I’m not sure if it’s harder to leave or be left. When was the last time someone left you? When was the last time you left? A job, a relationship, a place, a church, a ministry, or a direction? Was change joyful or painful, clear or shocking? Did you choose it, or was it thrust on you? Did it come after wrestling, or in a flash? Did it leave scars, produce strength, or both? I’m sure no matter which end you’re on, it isn’t easy for lovers or leavers.
Leaving assumes letting go. There’s also a beginning, but there’s space in between where there’s a lot of unknown. My favorite book about that space is The Land Between by Jeff Manion. I read it during a personal time in between, and then gave it to someone else stuck in the pause between departure and arrival. That time, we were the leavers, and every moment was a collision of feelings making me want to – need to – understand.
Though being left or being a leaver can be hard, there are good things to be sifted from it. Recently, I found myself saying goodbye to leavers in multiple spaces of my life, and it reminded me of a good thing – goodbye gifts – I found along the way. When last we left, I learned from a host of lovers – friends and acquaintances –who were being left. They showed me what to do when someone leaves.
Departures is awkward, because we don’t know the future. If we aren’t going, we can’t know all that led to the leaving, and we aren’t sure what lies ahead. We want to know, but we can’t.
When I’ve left, I’ve been strengthened, affirmed, and comforted when lovers have been quiet. If leaving is hard, it’s harder to be asked a lot of questions, even if there are good answers. I learned how helpful it is when people don’t insert commentary or pretend to know the journey when we hardly get it ourselves. It was also helpful when people didn’t talk about our journey to others in a way that made the change something it wasn’t.
It may make us feel better to try to say the “right” thing, but in the space between ending and beginning, it’s often better to say nothing.
Leaving isn’t necessarily a bad thing. It may be God’s best. When I reflect on the times I’ve departed, mixed images come to mind. Airports, classrooms, city streets, houses, churches, watery eyes, hugs. There were quiet times, but there were also times when staying people cared by saying something.
- Lovers spoke words of appreciation, recalling the content of my life there.
- They spoke words of truth to shore up my faith when I felt shaky.
- They prayed with me, verbally and in writing, so I could hear them talk to God about my need for guidance, comfort and joy.
In the space between leaving and arriving, people said something good. They didn’t let silence become deafening. They spoke up and let me know I was cared about and valued on both sides of the leaving.
If change is a surprise, it’s easy to feel the urge to do something. But just being present may be “something” that means everything. Like when a dear friend just let me lay on her couch and “not be alone” during a leaving. Or when a friend invited us to their church and to “slip in the back” and worship, without obligations to do more than just “be.” Or when a friend packed my office with me, without needing to talk about what was or what might be.

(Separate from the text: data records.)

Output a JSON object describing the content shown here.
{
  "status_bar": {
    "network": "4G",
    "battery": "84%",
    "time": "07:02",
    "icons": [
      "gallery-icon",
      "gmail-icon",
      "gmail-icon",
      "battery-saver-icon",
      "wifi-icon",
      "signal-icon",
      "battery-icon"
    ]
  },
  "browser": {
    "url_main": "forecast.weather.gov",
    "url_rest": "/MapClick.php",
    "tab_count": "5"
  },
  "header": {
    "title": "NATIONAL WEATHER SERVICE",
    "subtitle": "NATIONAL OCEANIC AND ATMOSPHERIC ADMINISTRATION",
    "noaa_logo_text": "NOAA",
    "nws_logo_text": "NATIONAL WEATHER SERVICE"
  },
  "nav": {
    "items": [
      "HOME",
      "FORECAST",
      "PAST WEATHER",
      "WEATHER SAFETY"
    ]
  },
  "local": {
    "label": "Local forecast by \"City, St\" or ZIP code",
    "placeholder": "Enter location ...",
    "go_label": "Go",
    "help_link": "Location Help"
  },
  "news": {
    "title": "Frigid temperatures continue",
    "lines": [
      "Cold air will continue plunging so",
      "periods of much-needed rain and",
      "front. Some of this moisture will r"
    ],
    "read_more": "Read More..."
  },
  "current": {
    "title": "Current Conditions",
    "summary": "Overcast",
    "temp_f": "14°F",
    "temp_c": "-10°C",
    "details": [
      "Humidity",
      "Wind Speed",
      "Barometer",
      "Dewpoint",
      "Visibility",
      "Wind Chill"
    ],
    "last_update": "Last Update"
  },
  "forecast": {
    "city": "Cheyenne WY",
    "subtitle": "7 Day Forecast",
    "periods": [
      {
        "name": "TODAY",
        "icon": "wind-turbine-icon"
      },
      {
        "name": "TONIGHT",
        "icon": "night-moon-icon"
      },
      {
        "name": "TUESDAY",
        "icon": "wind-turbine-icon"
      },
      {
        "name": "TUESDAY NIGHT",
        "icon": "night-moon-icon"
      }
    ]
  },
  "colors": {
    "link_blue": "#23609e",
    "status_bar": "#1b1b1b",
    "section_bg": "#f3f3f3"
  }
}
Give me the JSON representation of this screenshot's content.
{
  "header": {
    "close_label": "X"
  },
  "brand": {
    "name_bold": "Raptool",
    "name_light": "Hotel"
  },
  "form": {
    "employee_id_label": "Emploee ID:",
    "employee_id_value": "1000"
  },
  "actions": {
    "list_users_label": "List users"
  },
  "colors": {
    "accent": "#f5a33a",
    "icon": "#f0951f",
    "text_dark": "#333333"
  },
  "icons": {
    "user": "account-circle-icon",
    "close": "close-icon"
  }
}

Friends might feel so worried about not doing the right thing that they might be tempted to stay at a safe distance. It’s helpful to have friends be present when we’re in between.
Sometimes, it really does help to do something. I have learned from masters of caring what doing good in change looks like.
- They hug without strings attached.
- They write notes to insert reminders of care.
- They serve when they know you won’t be around to help back.
- They schedule coffee or lunch, because they value being together.
- They celebrate friendship and time you’ve had together.
- They pray for you when you’re not even there.
- They give practical help when a move, yard sale or job search is involved.
- They gather people to cover you in love and send you off knowing you matter.
Lovers do something helpful. Is someone you know leaving? Do you love the leaver? It’s not too late for us to do something helpful.
- Say nothing. Say something!
- Do nothing. Do something!
Leaving may be hard, but it can also be loving.